Manage webhooks

You can configure MSR to automatically post event notifications to a webhook URL of your choosing. This lets you build complex CI and CD pipelines with your Docker images.

Webhook types

Event type

Scope

Access level

Availability

Tag pushed to repository (TAG_PUSH)

Individual repositories

Repository admin

Web UI and API

Tag pulled from repository (TAG_PULL)

Individual repositories

Repository admin

Web UI and API

Tag deleted from repository (TAG_DELETE)

Individual repositories

Repository admin

Web UI and API

Manifest pushed to repository (MANIFEST_PUSH)

Individual repositories

Repository admin

Web UI and API

Manifest pulled from repository (MANIFEST_PULL)

Individual repositories

Repository admin

Web UI and API

Manifest deleted from repository (MANIFEST_DELETE)

Individual repositories

Repository admin

Web UI and API

Security scan completed (SCAN_COMPLETED)

Individual repositories

Repository admin

Web UI and API

Security scan failed (SCAN_FAILED)

Individual repositories

Repository admin

Web UI and API

Image promoted from repository (PROMOTION)

Individual repositories

Repository admin

Web UI and API

Image mirrored from repository (PUSH_MIRRORING)

Individual repositories

Repository admin

Web UI and API

Image mirrored from remote repository (POLL_MIRRORING)

Individual repositories

Repository admin

Web UI and API

Repository created, updated, or deleted (REPO_CREATED, REPO_UPDATED, and REPO_DELETED)

Namespace, organizations

Namespace, organization owners

API only

Security scanner update completed (SCANNER_UPDATE_COMPLETED))

Global

MSR admin

API only

You must have admin privileges to a repository or namespace in order to subscribe to its webhook events.
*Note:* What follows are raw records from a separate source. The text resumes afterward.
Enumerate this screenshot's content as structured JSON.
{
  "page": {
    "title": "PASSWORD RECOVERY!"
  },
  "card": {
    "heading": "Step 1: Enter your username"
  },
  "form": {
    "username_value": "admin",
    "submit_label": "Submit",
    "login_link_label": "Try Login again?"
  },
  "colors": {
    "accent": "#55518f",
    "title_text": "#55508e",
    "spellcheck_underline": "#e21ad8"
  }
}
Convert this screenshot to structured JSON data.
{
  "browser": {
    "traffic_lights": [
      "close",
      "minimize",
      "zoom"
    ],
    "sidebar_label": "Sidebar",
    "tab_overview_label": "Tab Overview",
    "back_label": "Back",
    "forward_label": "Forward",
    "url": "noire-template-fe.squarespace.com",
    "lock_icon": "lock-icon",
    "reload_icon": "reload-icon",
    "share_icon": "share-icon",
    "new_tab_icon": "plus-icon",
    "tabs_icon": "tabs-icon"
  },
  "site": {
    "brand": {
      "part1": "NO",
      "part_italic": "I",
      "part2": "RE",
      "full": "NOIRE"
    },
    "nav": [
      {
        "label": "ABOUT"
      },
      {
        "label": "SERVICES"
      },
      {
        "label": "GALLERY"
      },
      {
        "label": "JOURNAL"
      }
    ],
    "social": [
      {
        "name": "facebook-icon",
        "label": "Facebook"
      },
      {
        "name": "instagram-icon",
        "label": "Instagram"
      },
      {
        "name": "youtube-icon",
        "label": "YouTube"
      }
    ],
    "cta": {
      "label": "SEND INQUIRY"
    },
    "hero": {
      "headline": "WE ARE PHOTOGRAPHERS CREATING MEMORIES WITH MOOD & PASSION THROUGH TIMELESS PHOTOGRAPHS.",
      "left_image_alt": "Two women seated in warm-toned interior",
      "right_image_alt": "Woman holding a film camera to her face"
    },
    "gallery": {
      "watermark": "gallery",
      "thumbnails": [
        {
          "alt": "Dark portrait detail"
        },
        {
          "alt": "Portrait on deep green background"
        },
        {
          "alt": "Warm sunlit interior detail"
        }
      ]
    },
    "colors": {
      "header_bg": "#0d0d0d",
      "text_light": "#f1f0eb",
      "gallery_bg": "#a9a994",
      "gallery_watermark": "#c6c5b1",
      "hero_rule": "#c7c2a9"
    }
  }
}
For example, a user must be an admin of repository “foo/bar” to subscribe to its tag push events. A MSR admin can subscribe to any event.

Manage repository webhooks with the web interface

Prerequisites

  • You must have admin privileges to the repository in order to create a webhook.

  • See Webhook types a list of events you can trigger notifications for using the web interface.

Create a webhook for your repository

  1. In your browser, navigate to https://<msr-url> and log in with your credentials.

  2. Select Repositories from the left-side navigation panel, and then click on the name of the repository that you want to view. Note that you will have to click on the repository name following the / after the specific namespace for your repository.

  3. Select the Webhooks tab, and click New Webhook.

  4. From the drop-down list, select the event that will trigger the webhook.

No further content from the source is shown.